My Dad’s doctor made all the difference. His sensitivity and patience are what got all of us through it. My father would look forward to his visits, even though he knew there would be no new news or something drastic. His doctor's warmth and compassion are what became part of my father's routine…and mine too.
Dad spent the next 7 months in and out of the hospital. We always looked forward to those moments when the doctor would say he could go home, even though deep down inside, we knew it wouldn't be for so long. But home was my Dad’s heaven and there is where he wanted to be, with his own things and the people that loved him the most.
My Dad died in the hospital. It happened very quickly. He wasn't feeling well as my followed our usual routine and brought him into the emergency ward. Less than 24 hours later, I received the call that it was time to come home.

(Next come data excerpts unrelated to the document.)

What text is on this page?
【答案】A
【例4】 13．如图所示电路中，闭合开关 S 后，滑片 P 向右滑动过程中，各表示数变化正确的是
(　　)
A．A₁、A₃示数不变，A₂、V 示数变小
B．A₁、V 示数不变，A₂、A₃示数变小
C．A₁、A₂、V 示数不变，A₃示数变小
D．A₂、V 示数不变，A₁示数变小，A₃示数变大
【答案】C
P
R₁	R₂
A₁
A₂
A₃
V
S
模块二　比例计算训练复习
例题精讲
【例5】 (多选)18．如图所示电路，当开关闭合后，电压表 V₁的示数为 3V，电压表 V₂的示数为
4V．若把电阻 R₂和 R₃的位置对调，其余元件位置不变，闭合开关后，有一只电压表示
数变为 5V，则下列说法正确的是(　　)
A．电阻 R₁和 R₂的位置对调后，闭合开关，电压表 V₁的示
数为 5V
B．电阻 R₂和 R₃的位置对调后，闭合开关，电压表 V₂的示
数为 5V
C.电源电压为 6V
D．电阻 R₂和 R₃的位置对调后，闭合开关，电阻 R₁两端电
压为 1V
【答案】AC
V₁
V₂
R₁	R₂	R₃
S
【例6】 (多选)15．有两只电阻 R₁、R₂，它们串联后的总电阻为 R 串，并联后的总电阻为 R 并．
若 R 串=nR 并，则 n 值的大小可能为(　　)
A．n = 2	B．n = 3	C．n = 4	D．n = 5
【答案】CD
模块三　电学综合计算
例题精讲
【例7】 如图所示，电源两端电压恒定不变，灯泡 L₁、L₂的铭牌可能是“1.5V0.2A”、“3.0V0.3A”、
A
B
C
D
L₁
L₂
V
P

Dad and I had no unfinished business, so I came home quickly…but I wouldn't worry about last words or something of that nature. The first night I got to the hospital Dad was unconscious and I guess while we never said it out loud we knew it was a matter of time. The next day was a bit of a miracle. Dad woke up and we talked, we all had our private moments together. I told my Dad not to worry, we would all be OK…that he had fought long enough and we loved him very much. Dad died in his sleep without any pain that night.
It's been almost 9 months and not a day goes bye that I wouldn't think about him. But the thoughts wouldn't bog down my mind are "what if" and "I could have". Dad got the very best care and was surrounded by love …and while the cancer might have taken my dad’s body...the cancer can never take the love we all had for each other…and that’s what I hold on to every day.